The biggest thing that stands out to me is that the majority of the people who seem to be beating the “Macworld is doomed” drum are journalists and bloggers. That makes sense to me. I can fully understand how, if the main benefit that someone derives from attending a Macworld is being among the first to hear and report on the words of His Steveness, Apple’s absence makes the conference pointless. And without an Apple booth to allow journalists to get their grubby hands on Apple’s latest and greatest for their “first look” articles, the show floor is also pretty worthless.
Of course, as others have pointed out, Macworld is not just about the keynote and show floor. At it’s heart Macworld is trade show and industry conference. Many other industries have similar shows/conferences without the dog and pony show of a Stevenote, and they muddle along just fine.
Again, as others have pointed out, there are many factors that will have an effect on the future viability of Macworld. Macworld may thrive, and it may well fail. If Macworld does fail though, the blame will fall squarely on the shoulders of one organization. That organization is not Apple. If Macworld fails it will not be because Apple “abandoned the community.” As others have pointed out numerous times, even sans Apple the trade show and conference aspects of Macworld have the potential to bring value.

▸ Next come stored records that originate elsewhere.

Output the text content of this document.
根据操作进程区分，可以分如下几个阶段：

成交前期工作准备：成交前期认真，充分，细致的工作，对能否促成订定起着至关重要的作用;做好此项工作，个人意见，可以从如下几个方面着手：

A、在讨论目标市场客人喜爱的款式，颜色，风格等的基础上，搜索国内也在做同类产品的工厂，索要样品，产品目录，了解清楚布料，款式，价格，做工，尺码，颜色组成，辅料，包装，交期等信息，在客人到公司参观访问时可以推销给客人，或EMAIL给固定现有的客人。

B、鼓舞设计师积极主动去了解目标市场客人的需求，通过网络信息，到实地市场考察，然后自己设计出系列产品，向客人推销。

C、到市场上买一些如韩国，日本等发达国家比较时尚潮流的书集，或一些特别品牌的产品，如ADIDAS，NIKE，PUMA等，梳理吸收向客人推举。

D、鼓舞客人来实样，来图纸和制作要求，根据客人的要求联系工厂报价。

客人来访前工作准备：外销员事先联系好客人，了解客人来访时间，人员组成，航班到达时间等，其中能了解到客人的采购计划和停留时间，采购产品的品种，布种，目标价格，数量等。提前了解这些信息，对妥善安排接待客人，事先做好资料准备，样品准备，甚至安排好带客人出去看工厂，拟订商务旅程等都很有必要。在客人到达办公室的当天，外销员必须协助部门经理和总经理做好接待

If that value is insufficient to bring in enough vendors and conference attendees then the blame will fall entirely on IDG.

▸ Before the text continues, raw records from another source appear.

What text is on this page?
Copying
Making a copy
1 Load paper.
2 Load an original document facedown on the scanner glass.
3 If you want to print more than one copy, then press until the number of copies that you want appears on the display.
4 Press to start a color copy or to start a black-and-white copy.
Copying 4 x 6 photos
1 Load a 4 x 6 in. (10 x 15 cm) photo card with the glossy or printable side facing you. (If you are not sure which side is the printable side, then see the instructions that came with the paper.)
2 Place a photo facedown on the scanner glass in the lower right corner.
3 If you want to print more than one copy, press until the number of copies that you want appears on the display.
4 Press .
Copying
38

Understand that, when I write that the (potential) failure of Macworld is IDG’s responsibility, I don’t intend to cast them as villains any more than Apple. That’s because there are no villains here. Regardless of whatever fond memories you may have of Macworlds past, or how much fun I intend to have there, the bottom line is that Macworld isn’t a party, it’s a product. If that product fails in the market, then so be it. Perhaps another vendor will create a better one.
At any rate, there’s my two cents as a Macworld virgin. Hopefully they can help provide some perspective.